The Carmel River meets the sea. Can the Monterey Peninsula afford to trust Jim Heitzman and the Marina Coast Water District to replace illegally diverted Carmel River water?
Until now, Marina Coast Water District General Manager, Jim Heitzman has been notable mainly for his astoundingly high salary that, last we checked, was setting the public back about $240,000 per year. But with today’s release of the preliminary findings of the Steve Collins conflict of interest investigation, he will likely be even more noted for his astounding lack of judgment.
The preliminary report reveals that RMC Water and Environment contracted with Monterey County Water Resources Agency Director, Steve Collins, at the request of Jim Heitzman. And that Heitzman’s agency then spent months reimbursing RMC for Collins’ bills, which included charges for time spent performing his duties as a MCWRA Director! Collins eventually received $160,598 from RMC.
Put another way, Jim Heitzman apparently asked RMC, a private company with a major stake in the Regional Desal Project, to pay a MCWRA Director – with a legal duty to look after the public interest in making decisions regarding the project – to help get the project sorted out and approved.
Although the conflict of interest inherent in working for both RMC and the public on the desal project is pretty obvious, Collins went still further by actually charging RMC for time spent performing his duties as a MCWRA Director. And Jim Heitzman, whose agency received itemized bills for that work, apparently saw nothing wrong with this.
Whatever legal consequences there may be for Collins and the others involved in these shenanigans, the repercussions that most interest us will be those to the Regional Desal Project itself. As it is not at all unlikely that the conflict of interest will result in the deeply flawed operating agreements approved last fall by the PUC being declared void, a chance might even arise to negotiate new agreements giving the ratepayers paying for the project a say in how it is operated and pricing the water it produces fairly.
Not that we really expect that to happen.

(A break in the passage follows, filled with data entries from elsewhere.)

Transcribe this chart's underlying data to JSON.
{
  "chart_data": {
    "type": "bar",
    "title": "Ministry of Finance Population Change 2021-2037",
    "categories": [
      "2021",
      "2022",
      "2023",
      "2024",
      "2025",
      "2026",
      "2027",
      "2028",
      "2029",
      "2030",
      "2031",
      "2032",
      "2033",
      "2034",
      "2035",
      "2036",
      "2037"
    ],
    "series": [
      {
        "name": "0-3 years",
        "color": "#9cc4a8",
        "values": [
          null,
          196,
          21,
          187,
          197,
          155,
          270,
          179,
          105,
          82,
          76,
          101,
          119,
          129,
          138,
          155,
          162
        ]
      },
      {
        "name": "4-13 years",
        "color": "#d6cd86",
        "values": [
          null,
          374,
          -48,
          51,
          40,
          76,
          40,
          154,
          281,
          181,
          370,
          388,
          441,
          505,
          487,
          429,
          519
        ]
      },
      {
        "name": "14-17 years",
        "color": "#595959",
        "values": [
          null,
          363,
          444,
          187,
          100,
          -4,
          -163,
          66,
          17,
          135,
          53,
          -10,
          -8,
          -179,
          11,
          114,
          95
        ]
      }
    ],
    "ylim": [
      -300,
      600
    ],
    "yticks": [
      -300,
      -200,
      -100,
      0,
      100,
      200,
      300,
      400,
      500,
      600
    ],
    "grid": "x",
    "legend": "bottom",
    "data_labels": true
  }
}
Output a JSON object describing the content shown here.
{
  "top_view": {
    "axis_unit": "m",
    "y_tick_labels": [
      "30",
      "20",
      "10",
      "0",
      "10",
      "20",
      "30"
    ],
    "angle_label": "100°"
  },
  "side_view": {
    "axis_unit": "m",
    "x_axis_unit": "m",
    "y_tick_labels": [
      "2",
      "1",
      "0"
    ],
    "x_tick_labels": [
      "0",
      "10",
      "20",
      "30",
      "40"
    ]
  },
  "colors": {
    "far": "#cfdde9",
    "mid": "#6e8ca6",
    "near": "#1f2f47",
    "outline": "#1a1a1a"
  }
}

Without an enormous public outcry, it is much more likely that the agencies involved will simply scramble to find a way to re-ratify the existing contracts – arguing improbably, as before, that anything else would scuttle the entire project. Maybe a local dignitary can, once again, be brought on board to earn a boatload of money “consulting” on the project for RMC, or their successor. We’ll just have to hope that next time they pick someone who isn’t currently a public official at one of the participating agencies.
Still, we do suspect that today’s revelations will make the ratepayers of the Monterey Peninsula less inclined than ever to leave the future of their water supply in the fumbling hands of Marina Coast and Jim Heitzman. The question is whether or not they’ll have a choice.